Re: COSS causing squid Segment Violation on FreeBSD 6.2S

Adrian Chadd <adrian@xxxxxxxxxxxxxxx> · Thu, 26 Apr 2007 19:26:23 +0800

On Thu, Apr 26, 2007, Mark Powell wrote:
> Hi,
>   Just in the process of putting a small percentage of our web requests 
> through 3 new caches to test them. However, I'm encountering SEGV 
> seemingly due to COSS. Two of the caches ran for about a day and then 
> failed e.g.
> 
> 2007/04/26 10:39:26| storeCossCompletePendingReloc: got failure (-1)
> FATAL: Received Segment Violation...dying.

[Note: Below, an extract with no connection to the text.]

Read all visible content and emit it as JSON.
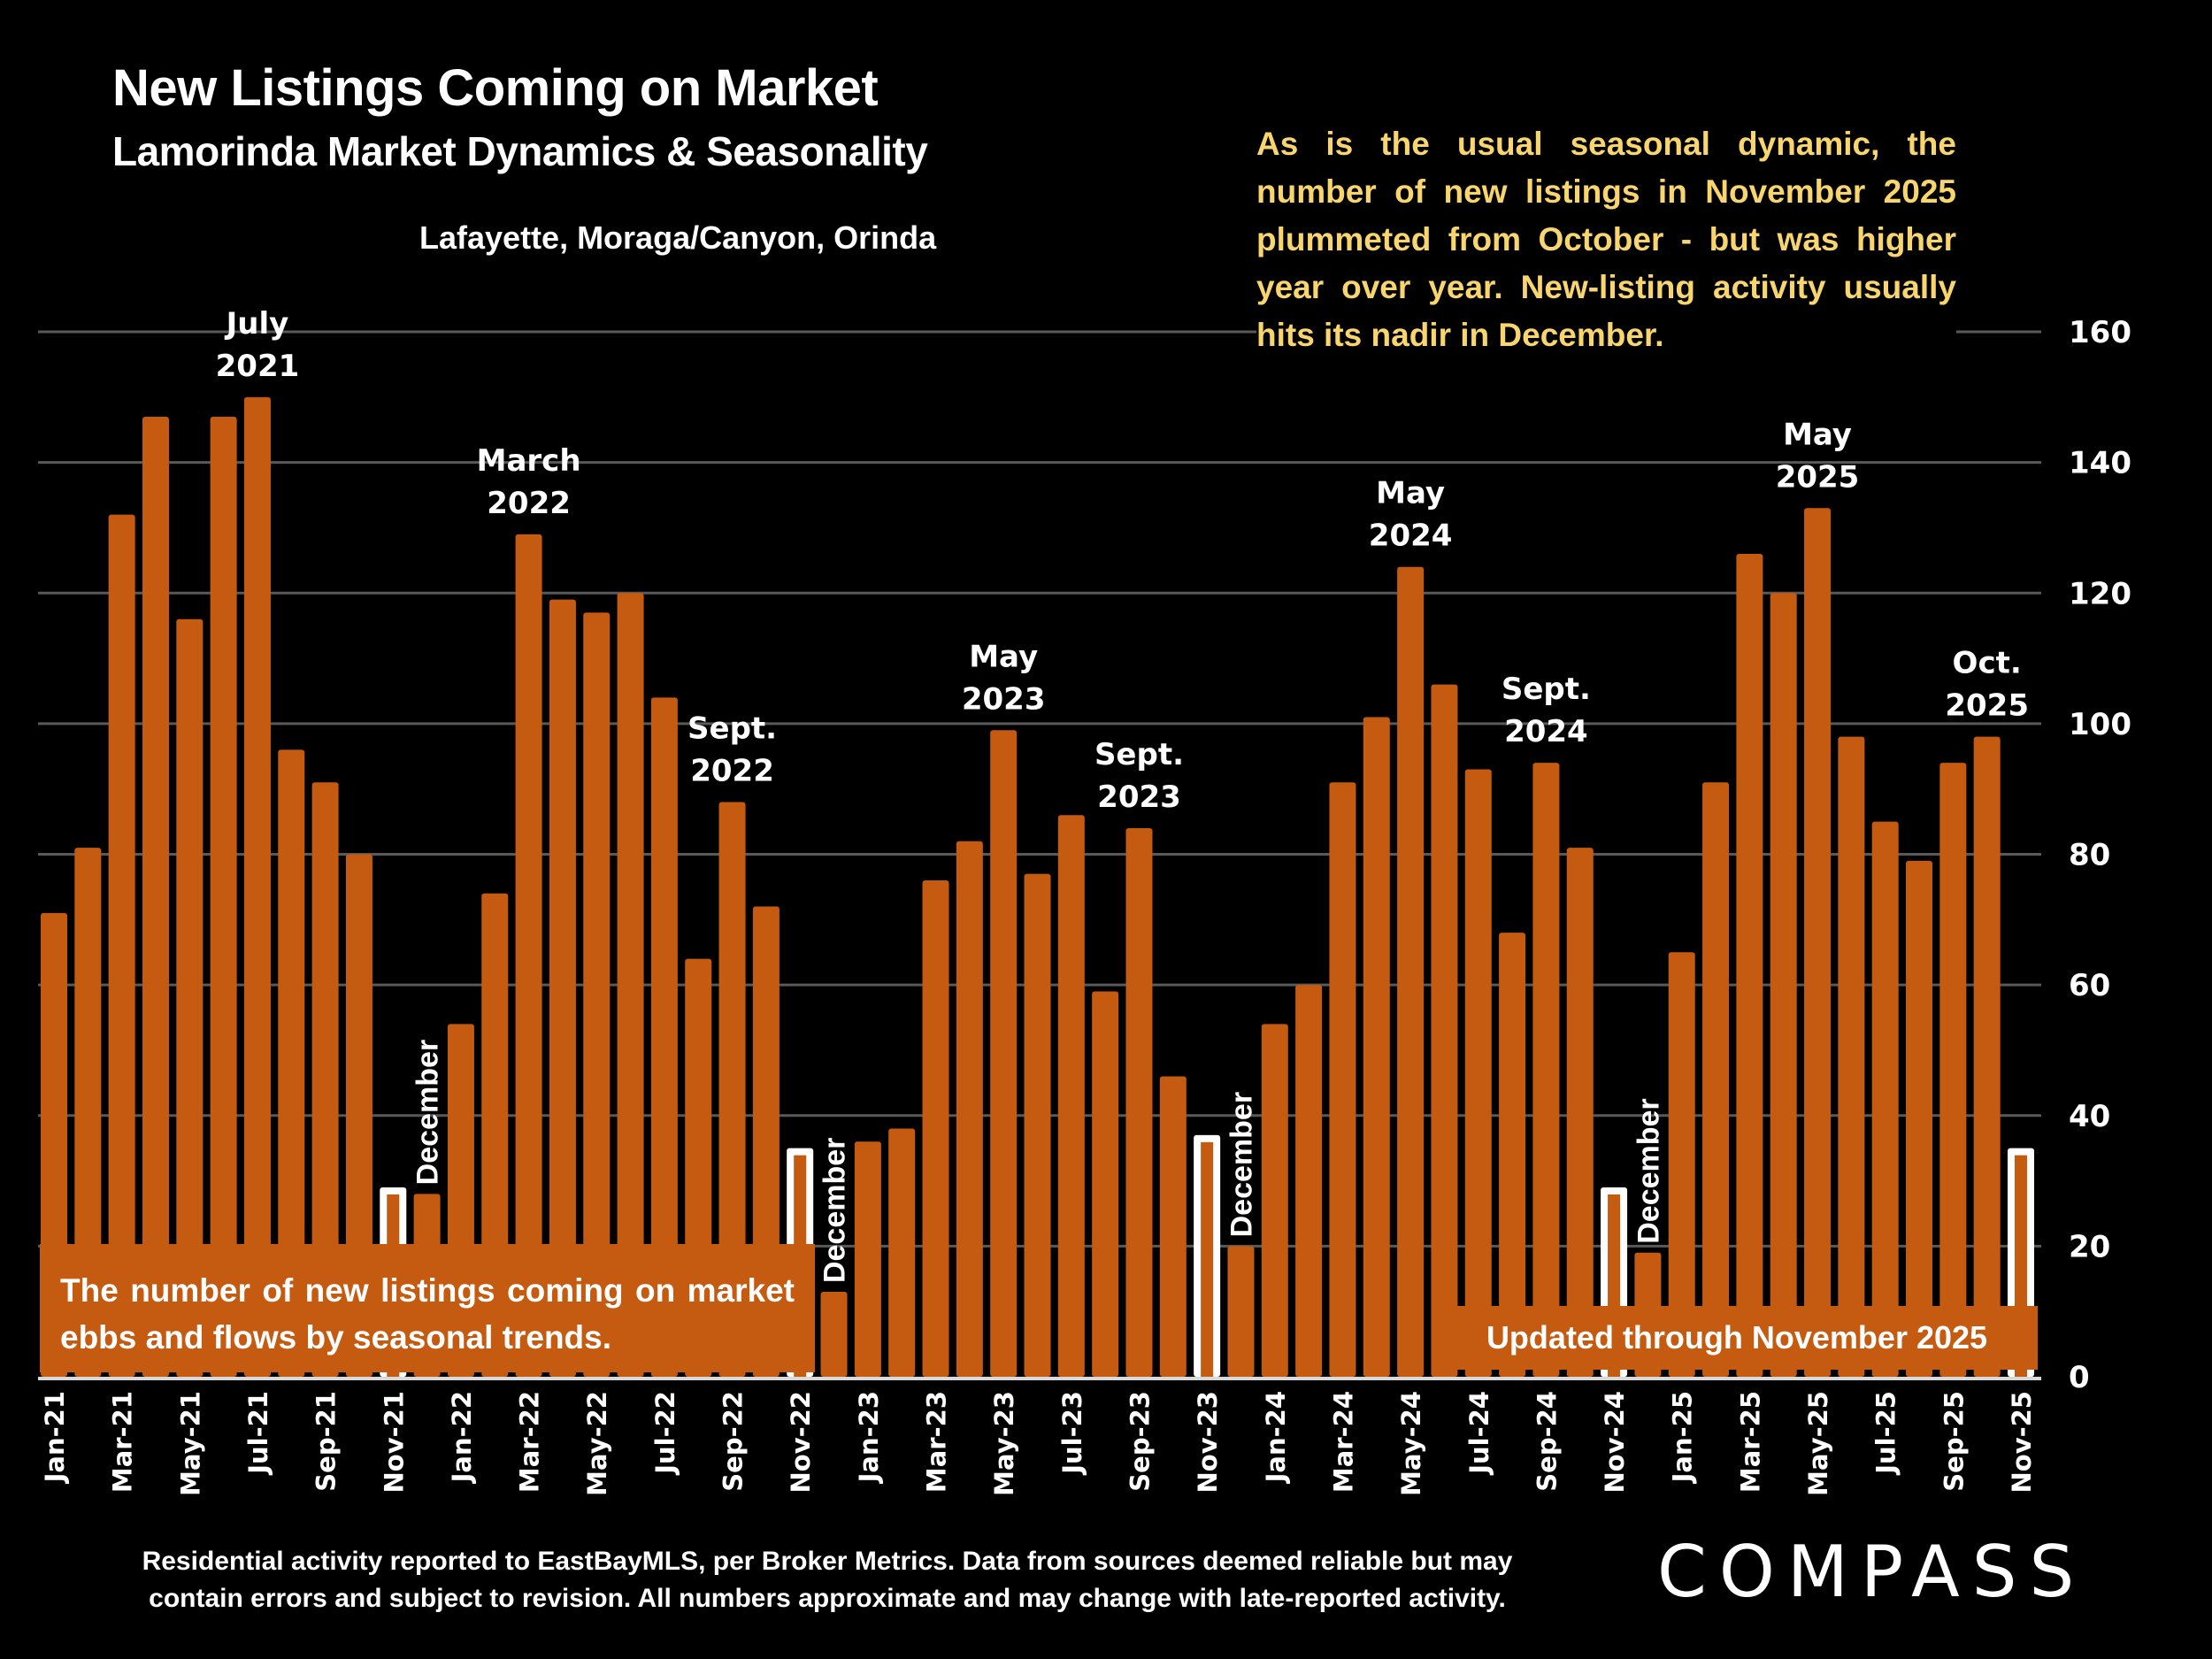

Hm! Well, thats a sign that the IO for that pending object relocation
failed. Not a good sign.

> When the caches restart, read the COSS dir and then when they finish 
> reading it they die with the same error again. They are both seemingly in 
> a loop doing this forever now. However, the other cache is still running 
> happily (perhaps just luck?).

I'd try to figure out why the relocation is failing. Find the line in
store_io_coss.c which logs that, stick a break statement in gdb and run
squid inside gdb (squid -ND). Then when the thing fails you'll want to
grab some information about the operation:

print *op
print *pr

This assumes, of course, you can handle a cache hanging in gdb and not restarting..

Adrian